For a whole week, the Chancellor of the Exchequer has been out and about on the airwaves of the United Kingdom, attempting to talk up the prospect of a long transitional period for the UK-EU relationship after the UK’s membership of the EU lapses in March 2019. By arguing that there must be no cliff edges for business to fall from, he is stating that he wants the UK to retain access to both the single market and customs union for as long as possible.
This is the prevailing view among mandarins in the Foreign Office as well as the Treasury, who are determined that, while Brexit might technically mean Brexit, nothing much changes after April 2019. The EU has over 800 separate bilateral agreement with other nations, all of which the UK will seek to replicate between now and March 2019. So the civil servants have a lot on their plate. As civil servants are wont to do, they will be asking for more time to get the job done.
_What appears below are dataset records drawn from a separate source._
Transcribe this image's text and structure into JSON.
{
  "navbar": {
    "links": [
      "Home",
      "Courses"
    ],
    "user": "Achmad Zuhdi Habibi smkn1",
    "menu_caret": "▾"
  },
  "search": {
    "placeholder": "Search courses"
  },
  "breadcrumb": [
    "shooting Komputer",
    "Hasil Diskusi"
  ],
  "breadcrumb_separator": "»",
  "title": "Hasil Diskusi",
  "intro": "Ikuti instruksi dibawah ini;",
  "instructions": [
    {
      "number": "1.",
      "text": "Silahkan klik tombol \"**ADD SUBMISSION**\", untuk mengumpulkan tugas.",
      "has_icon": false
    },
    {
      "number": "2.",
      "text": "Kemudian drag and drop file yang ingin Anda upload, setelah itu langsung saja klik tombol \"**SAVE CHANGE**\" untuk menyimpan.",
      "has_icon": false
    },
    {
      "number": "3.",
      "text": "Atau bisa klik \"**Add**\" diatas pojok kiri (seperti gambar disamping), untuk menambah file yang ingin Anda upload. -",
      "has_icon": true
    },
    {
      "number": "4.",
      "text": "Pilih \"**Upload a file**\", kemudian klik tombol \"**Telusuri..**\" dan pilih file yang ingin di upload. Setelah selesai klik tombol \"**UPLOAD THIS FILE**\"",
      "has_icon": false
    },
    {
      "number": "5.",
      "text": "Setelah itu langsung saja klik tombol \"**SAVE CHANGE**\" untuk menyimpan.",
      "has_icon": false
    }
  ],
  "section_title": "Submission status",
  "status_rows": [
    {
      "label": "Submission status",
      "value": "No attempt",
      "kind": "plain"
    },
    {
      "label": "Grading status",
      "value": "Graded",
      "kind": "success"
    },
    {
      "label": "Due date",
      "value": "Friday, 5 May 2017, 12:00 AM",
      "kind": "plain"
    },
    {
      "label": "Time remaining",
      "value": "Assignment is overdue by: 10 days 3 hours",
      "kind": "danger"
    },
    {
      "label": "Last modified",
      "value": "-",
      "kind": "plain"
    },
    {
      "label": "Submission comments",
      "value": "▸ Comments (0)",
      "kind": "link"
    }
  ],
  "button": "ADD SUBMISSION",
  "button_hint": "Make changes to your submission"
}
‘Need more time’ has been the story of UK Financial Investments, the vehicle established by the Treasury after the great banking crash to manage the government’s investments for the past eight and half years. It’s a testament to what can happen under nationalisation: different strategies pursued by different CEOs, each favoured by different Chancellors. RBS was helped off one massive cliff edge in 2008, only now to find itself on a very long slippery slope.
Since the election, the Prime Minister herself has been on a slippery slope of her own. Her apparent inability to emote with the families of the victims of the tragic fire at Grenfell Tower in Kensington, which took 79 lives, only compounded public concern that she does not have enough of the soft skills a Prime Minister needs in these times. Friends of Theresa May have indicated that she recognises her shortcomings but she will stay for as long as she can to take the bullets for the candidate who will succeed her. Any deal on Brexit will be controversial – and she may not survive to the end of the negotiations – but she may as well sacrifice herself at a really sticky moment in the negotiations rather than merely after a weak showing in a general election.
Government ministers feel liberated by the resignation of the Prime Minister’s joint Chiefs of Staff. She also lost both the Head and Deputy Head of her Policy Unit this week. Many ministers are having to learn to think for themselves again, after a year in which Number Ten had an iron grip on every aspect of policy. For businesses who need to talk to government, this is good news: the department responsible for a given policy area really can now reform policy without having to second guess the Prime Minister.
Yet the Treasury still holds the purse strings, and this makes Mr Hammond the most powerful man in the government. This week, he toughened the government’s position on the public finances, after some in the Prime Minister’s camp suggested that there needed to be an end to austerity. The Chancellor argued that taxes and borrowing should not rise. It’s a fair point, given the government is in debt to the tune of £1.6 trillion (and rising), borrowing £1.5 billion each week. Not forgetting that interest rates may rise in the second half of the year, the economy may well have passed the top of the economic cycle and be in recession by 2018 and the UK could be cut off from the single market in 2019. Tough times lie ahead for the UK.